Anyone who played 151 Tests would have this many runs we are told, as if playing that many Tests isn’t an achievement in of itself. He has the lowest average of anyone with 10,000 Test runs, as if making more than 10,000 Test runs at 46 is mediocre. He isn’t an all-time great according to some, so if he does play another four years and ends up surpassing Sachin Tendulkar’s record run haul we could have the leading batsman of all time not being a great of the game. Really?
Cook might not be your favourite player, and you would be mad to have him as your poster boy, but to try and suggest that his career is anything other than fantastic makes you look foolish.
When England’s innings came to an end on the very first ball of Day Four there were only two possible results. With England 164 runs in front, they could win or there would be a draw. A conservative batting effort from Australia that saw them plod along at just over two an over and the loss of 44 overs to rain meant that this game would always finish as a draw, with the painfully slow MCG pitch making that even more likely.
The only fission of excitement came when there were completely unfounded accusations of ball-tampering on the fourth day. England were cleaning the ball, and doing so in front of and with consent from the umpires. Still, Channel 9, Cricket Australia’s media arm and certain deliberately contrarian social media accounts tried to make something out of it. In truth, this non-existent scandal was the only exciting part of the last two days of this Test. And even this faux scandal was played out with very little gusto.
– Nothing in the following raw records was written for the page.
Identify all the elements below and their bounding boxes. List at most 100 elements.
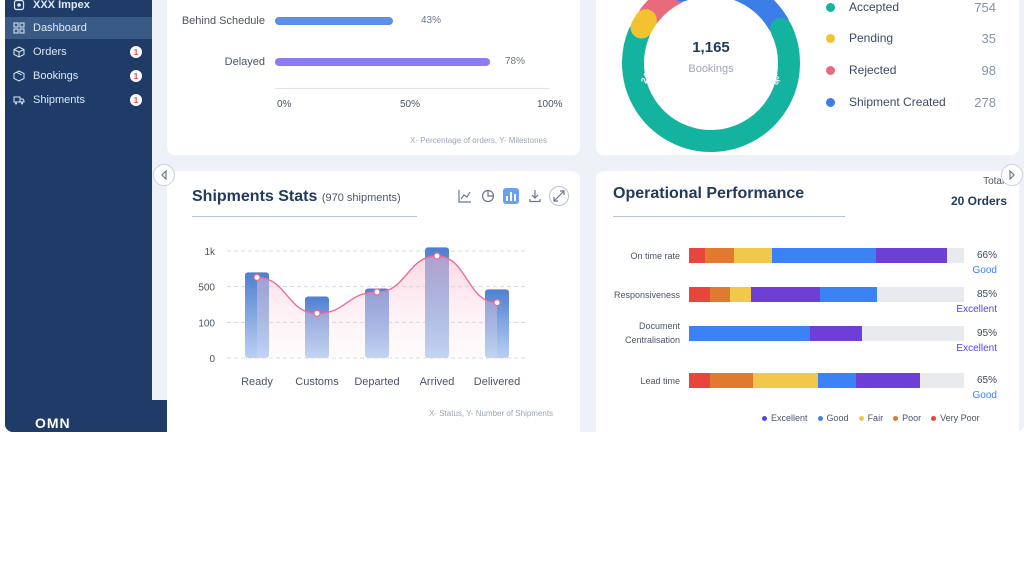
performance-segment bbox=[809, 326, 862, 341]
x-tick-label: Delivered bbox=[474, 376, 520, 388]
legend-item[interactable]: Good bbox=[817, 413, 849, 423]
x-tick-label: Arrived bbox=[420, 376, 455, 388]
sidebar-item-label: Bookings bbox=[33, 70, 79, 82]
donut-label-rejected: 8% bbox=[688, 3, 703, 19]
legend-label: Rejected bbox=[849, 63, 897, 77]
legend-value: 98 bbox=[981, 62, 996, 78]
chevron-left-icon bbox=[161, 170, 167, 180]
next-arrow-button[interactable] bbox=[1001, 164, 1023, 186]
performance-bar[interactable] bbox=[689, 326, 964, 341]
trend-point[interactable] bbox=[313, 309, 321, 318]
performance-segment bbox=[734, 248, 772, 263]
truck-icon bbox=[13, 94, 25, 106]
sidebar-item-bookings[interactable]: Bookings 1 bbox=[5, 65, 152, 87]
milestones-card: Behind Schedule 43% Delayed 78% 0% 50% 1… bbox=[167, 0, 580, 155]
chevron-right-icon bbox=[1009, 170, 1015, 180]
performance-segment bbox=[818, 373, 856, 388]
chart-caption: X- Status, Y- Number of Shipments bbox=[429, 409, 554, 418]
legend-dot bbox=[762, 415, 767, 421]
performance-percent: 85% bbox=[976, 289, 997, 300]
sidebar-item-shipments[interactable]: Shipments 1 bbox=[5, 89, 152, 111]
notification-badge: 1 bbox=[130, 70, 142, 82]
performance-segment bbox=[819, 287, 877, 302]
sidebar-item-label: Dashboard bbox=[33, 22, 87, 34]
axis-line bbox=[275, 88, 550, 89]
y-tick-label: 1k bbox=[204, 247, 216, 258]
bar-chart-icon[interactable] bbox=[503, 188, 519, 204]
pie-chart-icon[interactable] bbox=[480, 188, 496, 204]
x-tick-label: Ready bbox=[241, 376, 273, 388]
performance-segment bbox=[876, 248, 947, 263]
performance-title: Operational Performance bbox=[613, 185, 805, 202]
legend-item-rejected[interactable]: Rejected 98 bbox=[826, 62, 996, 78]
legend-dot bbox=[826, 97, 835, 107]
milestone-bar bbox=[275, 58, 490, 66]
performance-rating: Good bbox=[972, 390, 997, 401]
title-underline bbox=[192, 216, 417, 217]
title-underline bbox=[613, 216, 845, 217]
trend-point[interactable] bbox=[493, 299, 501, 307]
line-chart-icon[interactable] bbox=[457, 188, 473, 204]
legend-item[interactable]: Excellent bbox=[762, 413, 808, 423]
donut-segment-shipment-created[interactable] bbox=[676, 0, 790, 35]
trend-point[interactable] bbox=[253, 273, 261, 281]
performance-label: Lead time bbox=[640, 376, 680, 386]
legend-item-accepted[interactable]: Accepted 754 bbox=[826, 0, 996, 15]
milestone-bar bbox=[275, 17, 394, 25]
legend-label: Fair bbox=[867, 413, 884, 423]
total-label: Total: bbox=[983, 176, 1007, 187]
trend-point[interactable] bbox=[433, 252, 441, 260]
legend-item-shipment-created[interactable]: Shipment Created 278 bbox=[826, 95, 996, 110]
legend-dot bbox=[893, 415, 899, 421]
expand-icon[interactable] bbox=[549, 186, 569, 206]
performance-segment bbox=[709, 373, 753, 388]
performance-bar[interactable] bbox=[689, 373, 964, 388]
legend-label: Pending bbox=[849, 31, 894, 45]
performance-segment bbox=[704, 248, 734, 263]
legend-item[interactable]: Fair bbox=[858, 413, 884, 423]
milestone-percent: 78% bbox=[505, 56, 526, 67]
legend-item-pending[interactable]: Pending 35 bbox=[826, 31, 996, 46]
legend-dot bbox=[826, 65, 835, 75]
milestone-percent: 43% bbox=[421, 15, 442, 26]
download-icon[interactable] bbox=[527, 188, 543, 204]
performance-bar[interactable] bbox=[689, 287, 964, 302]
sidebar-company[interactable]: XXX Impex bbox=[5, 0, 152, 16]
legend-item[interactable]: Very Poor bbox=[931, 413, 980, 423]
sidebar-item-label: Shipments bbox=[33, 94, 85, 106]
legend-label: Poor bbox=[902, 413, 922, 423]
performance-label: On time rate bbox=[630, 251, 680, 261]
prev-arrow-button[interactable] bbox=[153, 164, 175, 186]
trend-area bbox=[257, 255, 497, 358]
bookings-card: 8% 24% 65% 1,165 Bookings Accepted 754 P… bbox=[596, 0, 1019, 155]
sidebar-company-label: XXX Impex bbox=[33, 0, 90, 11]
performance-label: Responsiveness bbox=[613, 290, 680, 300]
x-tick-label: Departed bbox=[354, 376, 399, 388]
bookings-total-label: Bookings bbox=[688, 63, 734, 75]
y-tick-label: 0 bbox=[209, 354, 215, 365]
performance-rating: Good bbox=[972, 265, 997, 276]
performance-segment bbox=[750, 287, 820, 302]
sidebar-item-dashboard[interactable]: Dashboard bbox=[5, 17, 152, 39]
performance-rating: Excellent bbox=[956, 304, 997, 315]
sidebar-footer bbox=[5, 400, 188, 432]
legend-label: Shipment Created bbox=[849, 95, 946, 109]
legend-label: Good bbox=[826, 413, 849, 423]
chart-trend-line bbox=[253, 252, 501, 358]
legend-label: Very Poor bbox=[940, 413, 980, 423]
y-tick-label: 500 bbox=[198, 283, 215, 294]
total-value: 20 Orders bbox=[950, 194, 1007, 208]
performance-bar[interactable] bbox=[689, 248, 964, 263]
app-window: XXX Impex Dashboard Orders 1 Bookings 1 bbox=[5, 0, 1024, 432]
company-icon bbox=[13, 0, 25, 11]
donut-segment-accepted[interactable] bbox=[622, 17, 800, 152]
notification-badge: 1 bbox=[130, 94, 142, 106]
legend-item[interactable]: Poor bbox=[893, 413, 921, 423]
donut-segment-pending[interactable] bbox=[630, 9, 657, 39]
legend-dot bbox=[826, 33, 835, 43]
brand-logo: OMN bbox=[35, 415, 71, 431]
sidebar-item-orders[interactable]: Orders 1 bbox=[5, 41, 152, 63]
shipments-title: Shipments Stats bbox=[192, 188, 318, 205]
performance-percent: 95% bbox=[976, 328, 997, 339]
trend-point[interactable] bbox=[373, 288, 381, 296]
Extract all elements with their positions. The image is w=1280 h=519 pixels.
The rain didn’t help, and the pitch got slower and slower. Australia’s slow scoring rate, combined with the lack of any real magic, meant it was pretty ugly to watch. David Warner and Steve Smith made runs yet again. Warner didn’t make it to a second hundred in the match, rather getting out for 86 to a rash slog off Joe Root having been so patient until then.
Smith just kept on going, making his third hundred of the series to go along with two fifties. He has now made 604 runs and faced 1,258 balls in this series. His series average is now 151. Even those who want to talk down someone’s record are going to find it hard to find a problem with Smith’s numbers, either in this Ashes or in his career as a whole.
Looking forward, there now won’t be calls for Broad and Cook to be dropped, but there is one change that they will need to consider making. As much for the player himself as for the team, England need to think about giving Moeen Ali a rest. He looked a shadow of the player he can be in this match, with both the bat and the ball. On Day Five he was out-bowled by Dawid Malan and his very occasional leg-breaks. How they go about balancing their team without Moeen is the real question, and the reason why he may still get a game in Sydney.